Loin de la perfection

Veja n’est pas un projet parfait.

Il est critiquable sur de nombreux points.

Il comporte beaucoup de limites.

Le commerce équitable n’est pas irréprochable, la volonté écologique non plus. Il existe des impasses, des contradictions et des changements à entreprendre.Veja est un test, un projet en devenir.

Un projet qui tente de repousser constamment ses propres contradictions.

En voici donc les limites.

Transparence: être exigeant

Les lacets ne sont pas en coton biologique, faute de volume.

Veja ne fabrique qu’une faible quantité de baskets, et donc n’utilise pas “assez” de lacets. La mousse pour maintenir la cheville est un produit synthétique à base de pétrole.

La semelle extérieure des baskets Veja contient entre 30 et 40% de caoutchouc sauvage.

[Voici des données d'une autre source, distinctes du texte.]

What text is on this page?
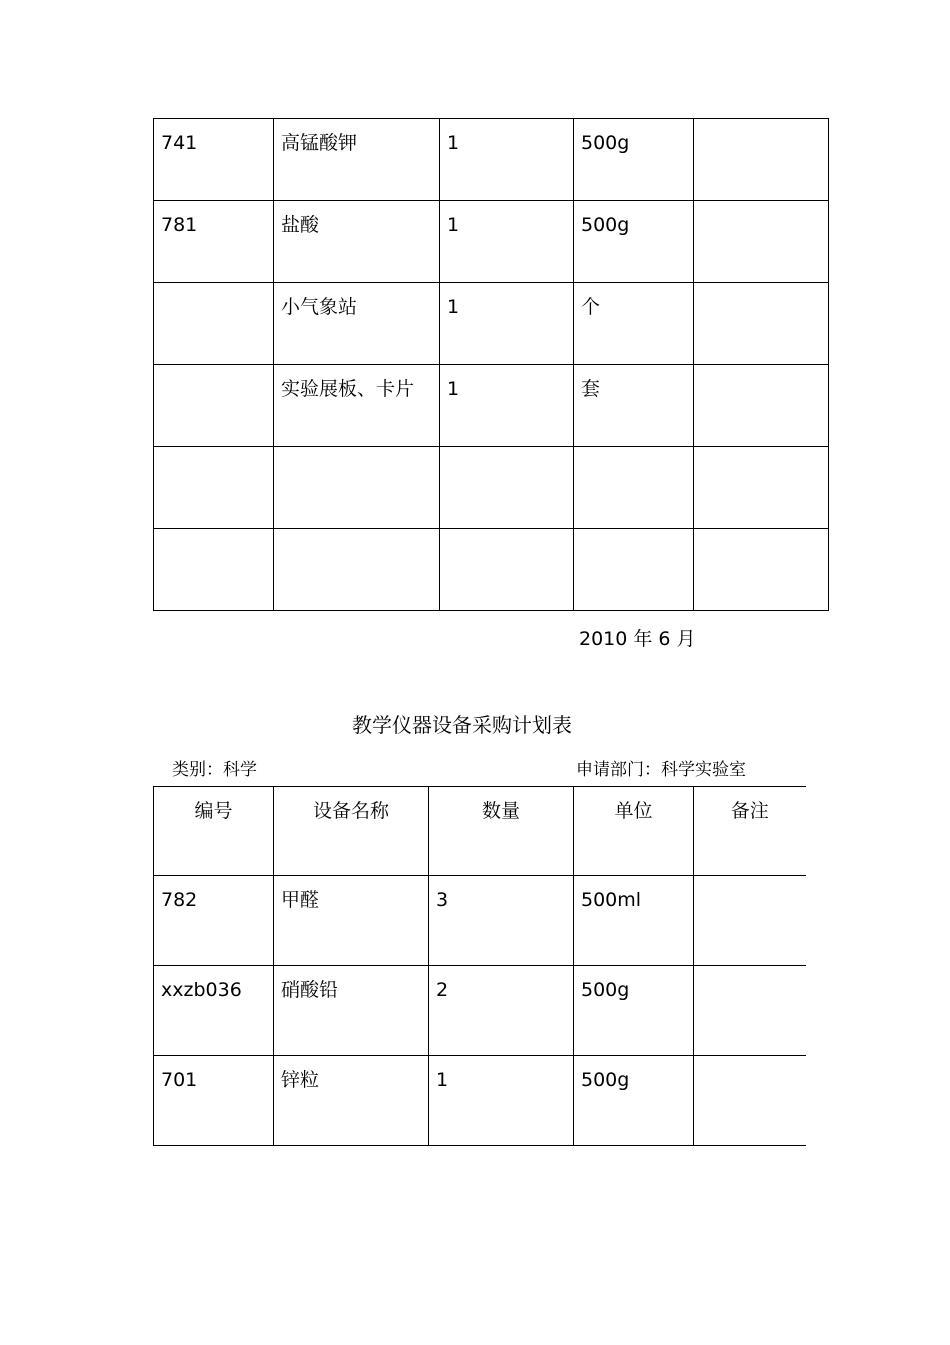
741	高锰酸钾	1	500g	
781	盐酸	1	500g	
	小气象站	1	个	
	实验展板、卡片	1	套	

2010 年 6 月
教学仪器设备采购计划表
类别：科学	申请部门：科学实验室
编号	设备名称	数量	单位	备注
782	甲醛	3	500ml	
xxzb036	硝酸铅	2	500g	
701	锌粒	1	500g	
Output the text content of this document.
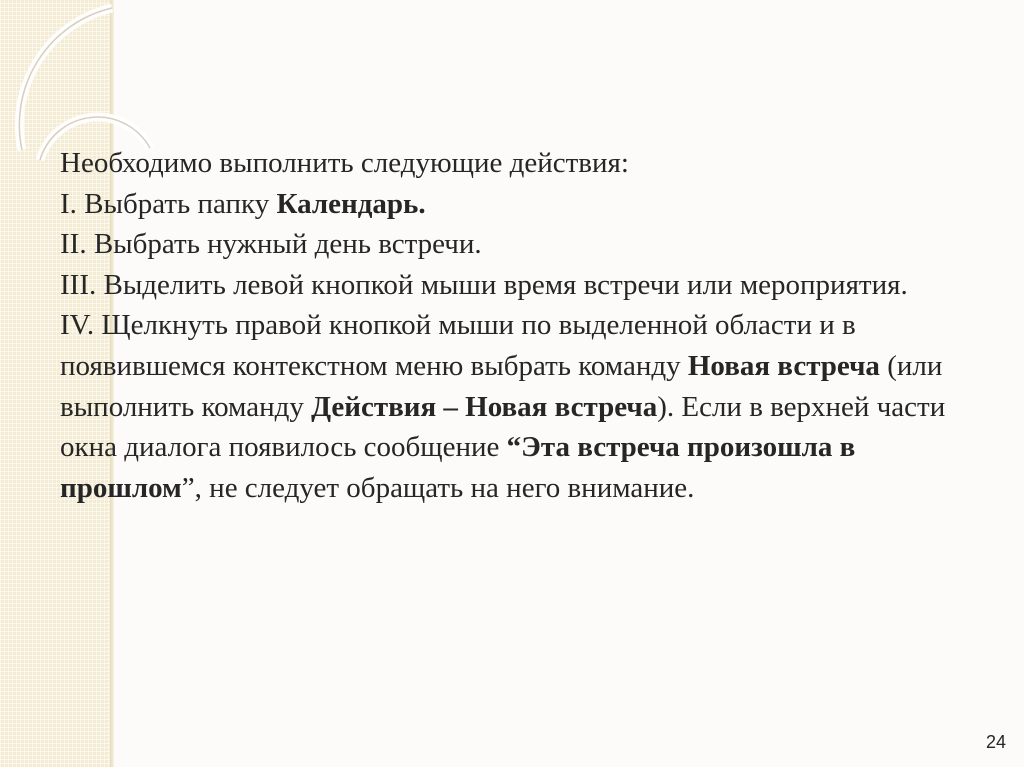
Необходимо выполнить следующие действия:

I. Выбрать папку Календарь.

II. Выбрать нужный день встречи.

III. Выделить левой кнопкой мыши время встречи или мероприятия.

IV. Щелкнуть правой кнопкой мыши по выделенной области и в появившемся контекстном меню выбрать команду Новая встреча (или выполнить команду Действия – Новая встреча). Если в верхней части окна диалога появилось сообщение “Эта встреча произошла в прошлом”, не следует обращать на него внимание.

24
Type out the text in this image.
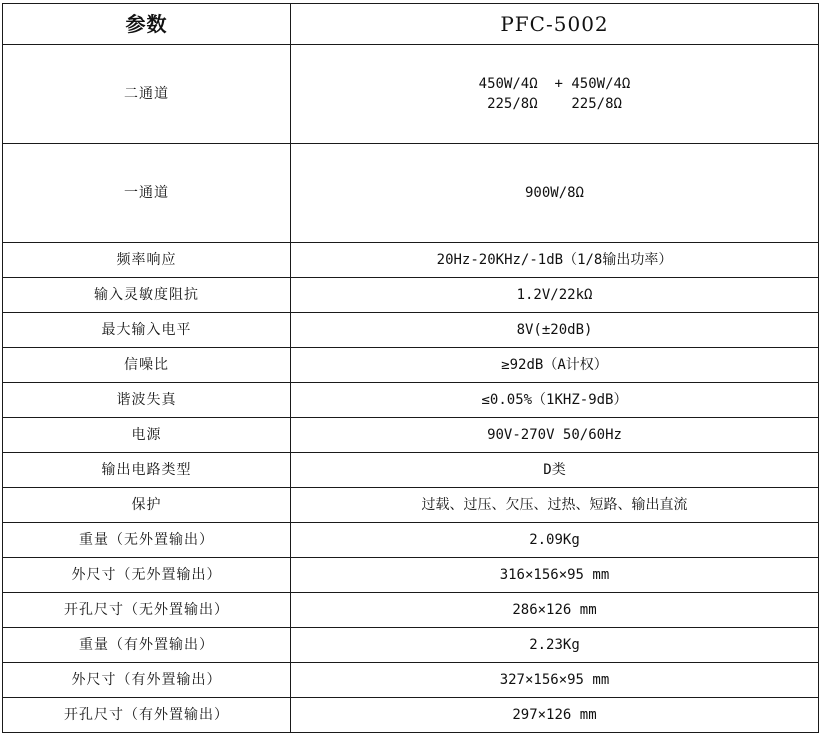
参数	PFC-5002
二通道	450W/4Ω  + 450W/4Ω
225/8Ω    225/8Ω

一通道	900W/8Ω

频率响应	20Hz-20KHz/-1dB（1/8输出功率）
输入灵敏度阻抗	1.2V/22kΩ
最大输入电平	8V(±20dB)
信噪比	≥92dB（A计权）
谐波失真	≤0.05%（1KHZ-9dB）
电源	90V-270V 50/60Hz
输出电路类型	D类
保护	过载、过压、欠压、过热、短路、输出直流
重量（无外置输出）	2.09Kg
外尺寸（无外置输出）	316×156×95 mm
开孔尺寸（无外置输出）	286×126 mm
重量（有外置输出）	2.23Kg
外尺寸（有外置输出）	327×156×95 mm
开孔尺寸（有外置输出）	297×126 mm
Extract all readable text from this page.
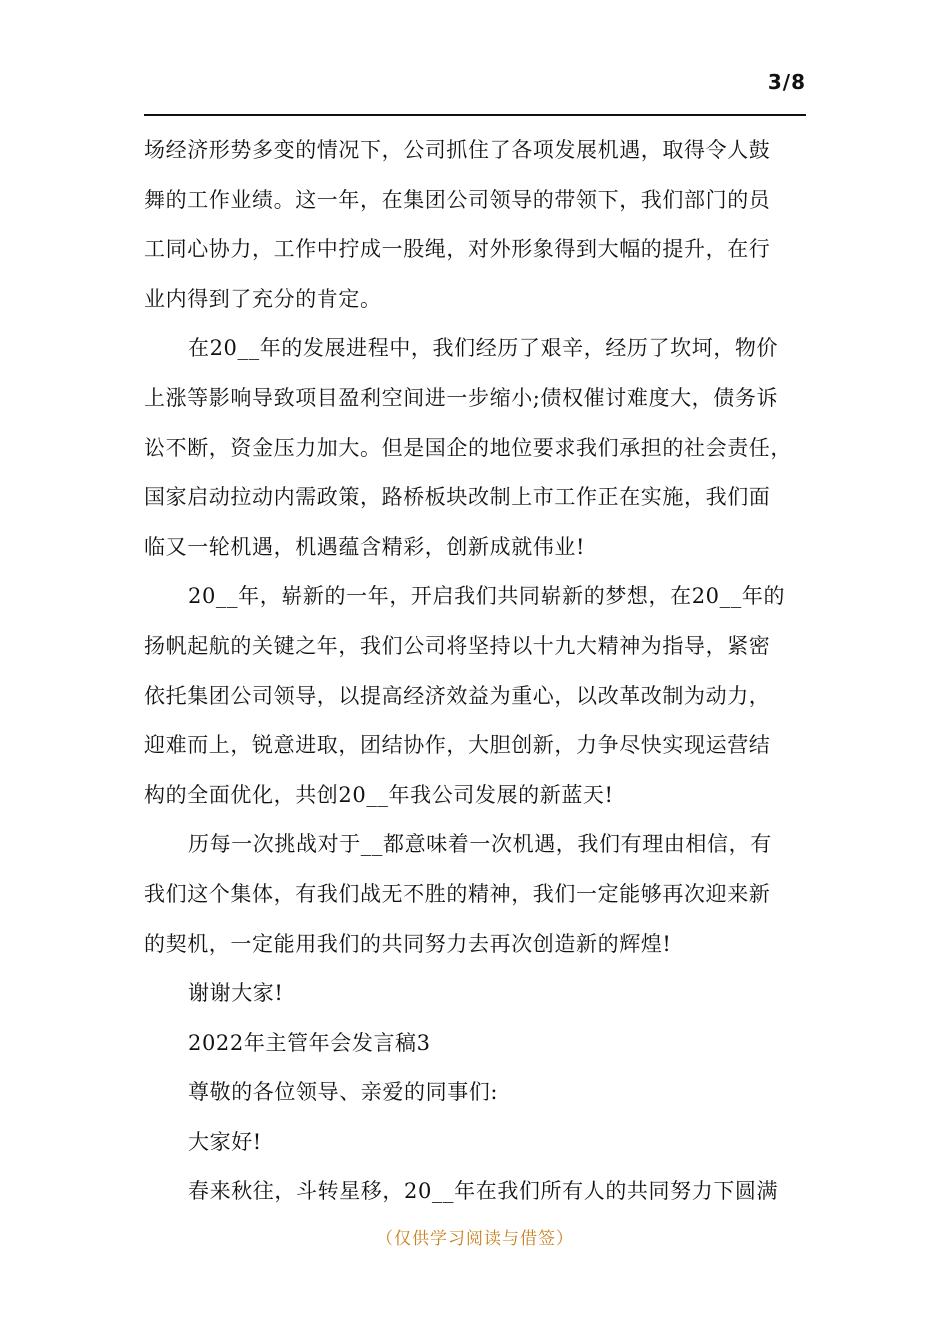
3/8
场经济形势多变的情况下，公司抓住了各项发展机遇，取得令人鼓
舞的工作业绩。这一年，在集团公司领导的带领下，我们部门的员
工同心协力，工作中拧成一股绳，对外形象得到大幅的提升，在行
业内得到了充分的肯定。
在20__年的发展进程中，我们经历了艰辛，经历了坎坷，物价
上涨等影响导致项目盈利空间进一步缩小;债权催讨难度大，债务诉
讼不断，资金压力加大。但是国企的地位要求我们承担的社会责任，
国家启动拉动内需政策，路桥板块改制上市工作正在实施，我们面
临又一轮机遇，机遇蕴含精彩，创新成就伟业!
20__年，崭新的一年，开启我们共同崭新的梦想，在20__年的
扬帆起航的关键之年，我们公司将坚持以十九大精神为指导，紧密
依托集团公司领导，以提高经济效益为重心，以改革改制为动力，
迎难而上，锐意进取，团结协作，大胆创新，力争尽快实现运营结
构的全面优化，共创20__年我公司发展的新蓝天!
历每一次挑战对于__都意味着一次机遇，我们有理由相信，有
我们这个集体，有我们战无不胜的精神，我们一定能够再次迎来新
的契机，一定能用我们的共同努力去再次创造新的辉煌!
谢谢大家!
2022年主管年会发言稿3
尊敬的各位领导、亲爱的同事们:
大家好!
春来秋往，斗转星移，20__年在我们所有人的共同努力下圆满
（仅供学习阅读与借签）
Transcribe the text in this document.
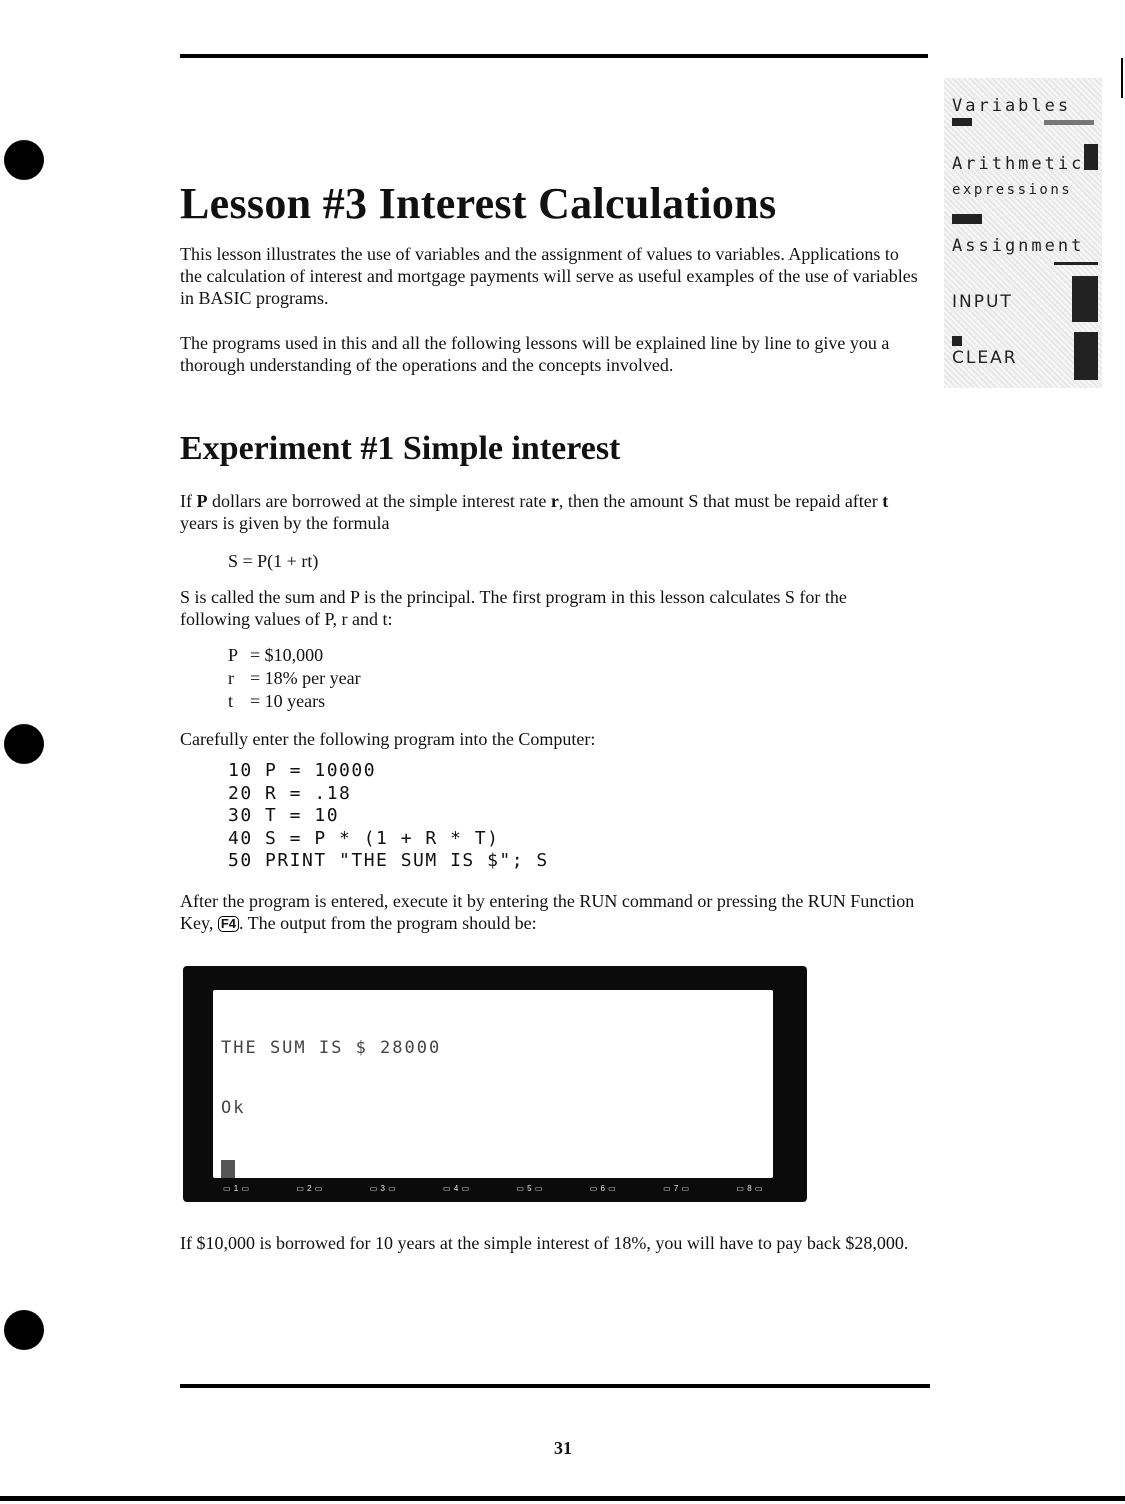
Variables
Arithmetic
expressions
Assignment
INPUT
CLEAR
Lesson #3 Interest Calculations

This lesson illustrates the use of variables and the assignment of values to variables. Applications to the calculation of interest and mortgage payments will serve as useful examples of the use of variables in BASIC programs.

The programs used in this and all the following lessons will be explained line by line to give you a thorough understanding of the operations and the concepts involved.

Experiment #1 Simple interest

If P dollars are borrowed at the simple interest rate r, then the amount S that must be repaid after t years is given by the formula

S = P(1 + rt)

S is called the sum and P is the principal. The first program in this lesson calculates S for the following values of P, r and t:

P = $10,000
r = 18% per year
t = 10 years
Carefully enter the following program into the Computer:
10 P = 10000
20 R = .18
30 T = 10
40 S = P * (1 + R * T)
50 PRINT "THE SUM IS $"; S

After the program is entered, execute it by entering the RUN command or pressing the RUN Function Key, F4 . The output from the program should be:

THE SUM IS $ 28000

Ok

▭ 1 ▭	▭ 2 ▭	▭ 3 ▭	▭ 4 ▭	▭ 5 ▭	▭ 6 ▭	▭ 7 ▭	▭ 8 ▭

If $10,000 is borrowed for 10 years at the simple interest of 18%, you will have to pay back $28,000.

31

La semelle intérieure en contient 5%. Pour donner toutes ses propriétés techniques à une semelle (souplesse, résistance, confort), il faut encore utiliser différents composants dont du caoutchouc synthétique. Les œillets ne contiennent pas de nickel mais sont en métal, dont l’origine n’est pas contrôlée.

Le recyclage des baskets n’a pas été mis en place. Le transport pour livrer les clients asiatiques et américains s’effectue en avion.

Veja fait fabriquer ses baskets et accessoires au Brésil, là où sont cultivés le coton et le caoutchouc, à plus de 8 000 km de ses clients. Les baskets sont un objet de sur-consommation.

Veja ne cesse d’améliorer la qualité de ses produits et d’augmenter leur durée de vie.

Coton & Dépendance: l’attaque de chenilles

La production de Veja est limitée en fonction des récoltes de coton bio.

Pour palier ce manque, Veja avait initié en 2006 un nouveau projet avec une coopérative de petits producteurs de l’état du Parana, région très fertile au centre du Brésil.

Après des attaques de chenilles, les producteurs ont unanimement décidé de pulvériser des pesticides pour protéger leur récolte. Ce projet est un exemple d’échec de la démarche biologique. Veja ne pouvait prendre la responsabilité de demander aux producteurs de perdre toute leur récolte. Engagés par contrat à acheter leur récolte, Veja utilise ces 12 tonnes de coton équitable et biologique (à hauteur de 30% de la récolte) pour constituer le doublage intérieur des baskets et les sacs de protection des accessoires Projet Numéro Deux.

Ce projet au Parana avait permis, avec une nouvelle association de producteurs dans le Nordeste, de se prémunir contre les aléas de l’agriculture.

Veja essaie de diversifier son approvisionnement en coton biologique en même temps que les producteurs cherchent d’autres débouchés pour leurs cultures destinées à être vendues (coton et sésame essentiellement).

Pour l’instant, Veja achète 60% de la production de coton biologique d’ADEC. Une trop forte dépendance est dangereuse pour les producteurs comme pour Veja.

Teintures & Cuir: des teintures conventionnelles

Les pigments utilisés pour teinter le cuir, le caoutchouc et le coton, ne sont pas encore des produits naturels.

Pour obtenir une couleur stable, sans déteinte, Veja utilise des teintures conventionnelles, autorisées par l’Ecolabel.

Utiliser des teintures végétales et non polluantes est l’un des chantiers en cours de Veja.